L’étoile montante Leylah Fernandez, éliminée en quarts des Internationaux des États-Unis juniors, vendredi, Françoise Abanda (211e) et Rebecca Marino (266e) se sont vues remettre les trois laissez-passer disponibles pour le tableau principal du tournoi de Québec. Marino aura une adversaire de taille au premier tour en Tatjana Maria (70e), septième tête de série, qui a battu Abanda, vendredi à Chicago. «C’est un beau challenge, mais j’ai hâte de jouer», explique brièvement en français la Torontoise, qui en sera à sa troisième présence à Québec. «J’ai toujours aimé ces terrains intérieurs. En tant que Canadienne, j’ai joué beaucoup de tennis à l’intérieur dans ma vie, donc je suis très confortable à jouer sur cette surface et à jouer du tennis rapide», poursuit-elle dans son anglais maternel.

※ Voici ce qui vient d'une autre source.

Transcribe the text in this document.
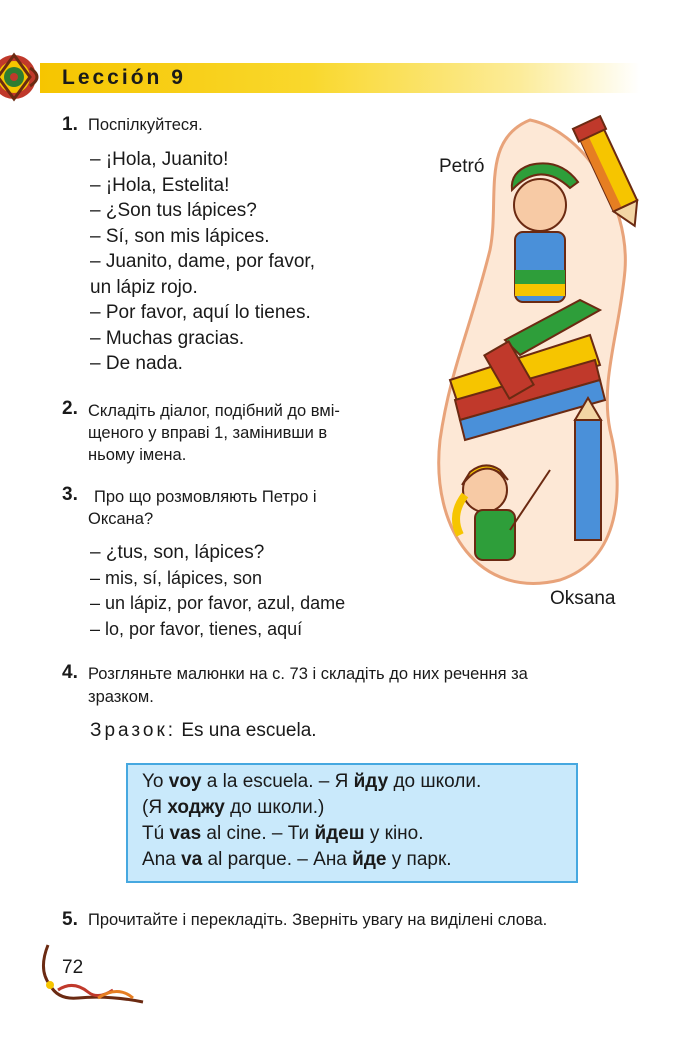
Lección 9
1. Поспілкуйтеся.
– ¡Hola, Juanito!
– ¡Hola, Estelita!
– ¿Son tus lápices?
– Sí, son mis lápices.
– Juanito, dame, por favor,
un lápiz rojo.
– Por favor, aquí lo tienes.
– Muchas gracias.
– De nada.
2. Складіть діалог, подібний до вмі-
щеного у вправі 1, замінивши в
ньому імена.
3. Про що розмовляють Петро і
Оксана?
– ¿tus, son, lápices?
– mis, sí, lápices, son
– un lápiz, por favor, azul, dame
– lo, por favor, tienes, aquí
Petró
Oksana
4. Розгляньте малюнки на с. 73 і складіть до них речення за
зразком.
Зразок: Es una escuela.
Yo voy a la escuela. – Я йду до школи.
(Я ходжу до школи.)
Tú vas al cine. – Ти йдеш у кіно.
Ana va al parque. – Ана йде у парк.
5. Прочитайте і перекладіть. Зверніть увагу на виділені слова.
72
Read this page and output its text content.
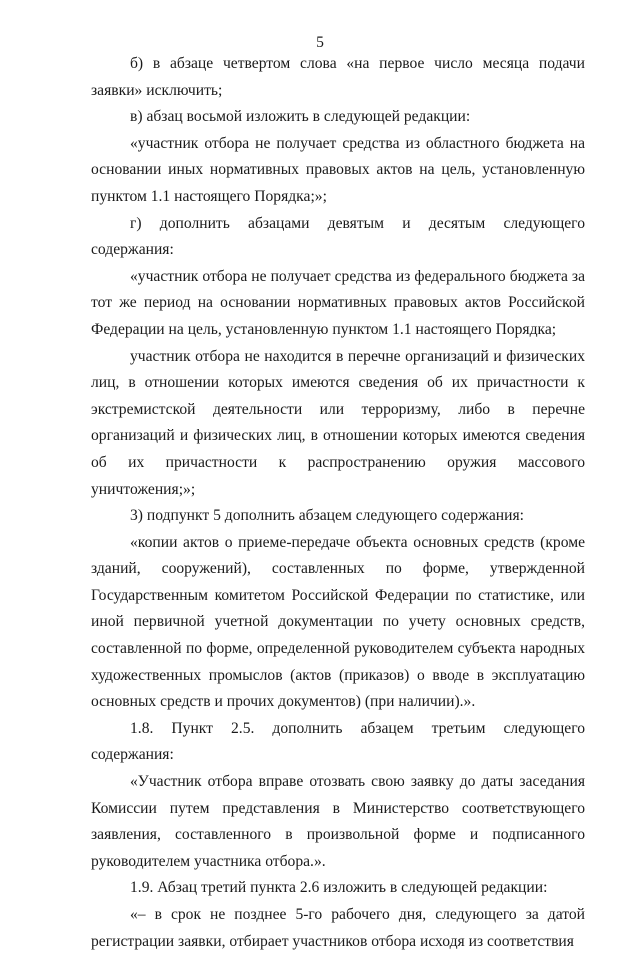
5

б) в абзаце четвертом слова «на первое число месяца подачи заявки» исключить;

в) абзац восьмой изложить в следующей редакции:

«участник отбора не получает средства из областного бюджета на основании иных нормативных правовых актов на цель, установленную пунктом 1.1 настоящего Порядка;»;

г) дополнить абзацами девятым и десятым следующего содержания:

«участник отбора не получает средства из федерального бюджета за тот же период на основании нормативных правовых актов Российской Федерации на цель, установленную пунктом 1.1 настоящего Порядка;

участник отбора не находится в перечне организаций и физических лиц, в отношении которых имеются сведения об их причастности к экстремистской деятельности или терроризму, либо в перечне организаций и физических лиц, в отношении которых имеются сведения об их причастности к распространению оружия массового уничтожения;»;

3) подпункт 5 дополнить абзацем следующего содержания:

«копии актов о приеме-передаче объекта основных средств (кроме зданий, сооружений), составленных по форме, утвержденной Государственным комитетом Российской Федерации по статистике, или иной первичной учетной документации по учету основных средств, составленной по форме, определенной руководителем субъекта народных художественных промыслов (актов (приказов) о вводе в эксплуатацию основных средств и прочих документов) (при наличии).».

1.8. Пункт 2.5. дополнить абзацем третьим следующего содержания:

«Участник отбора вправе отозвать свою заявку до даты заседания Комиссии путем представления в Министерство соответствующего заявления, составленного в произвольной форме и подписанного руководителем участника отбора.».

1.9. Абзац третий пункта 2.6 изложить в следующей редакции:

«– в срок не позднее 5-го рабочего дня, следующего за датой регистрации заявки, отбирает участников отбора исходя из соответствия
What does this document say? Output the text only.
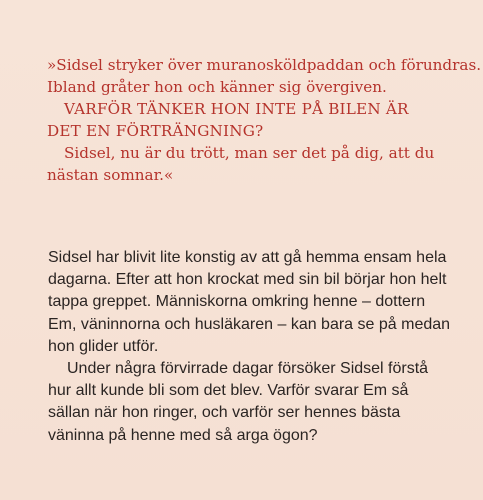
»Sidsel stryker över muranosköldpaddan och förundras.
Ibland gråter hon och känner sig övergiven.
VARFÖR TÄNKER HON INTE PÅ BILEN ÄR
DET EN FÖRTRÄNGNING?
Sidsel, nu är du trött, man ser det på dig, att du
nästan somnar.«
Sidsel har blivit lite konstig av att gå hemma ensam hela
dagarna. Efter att hon krockat med sin bil börjar hon helt
tappa greppet. Människorna omkring henne – dottern
Em, väninnorna och husläkaren – kan bara se på medan
hon glider utför.
Under några förvirrade dagar försöker Sidsel förstå
hur allt kunde bli som det blev. Varför svarar Em så
sällan när hon ringer, och varför ser hennes bästa
väninna på henne med så arga ögon?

En ce qui concerne Fernandez et Abanda, elles auront des entrées en scène plus tranquille, alors qu’elles affronteront des joueuses issues des qualifications. La grande absente du côté canadien est sans doute Eugenie Bouchard. Même si les organisateurs désiraient la voir jouer devant le public de la capitale, ils ont dû se résigner à son absence.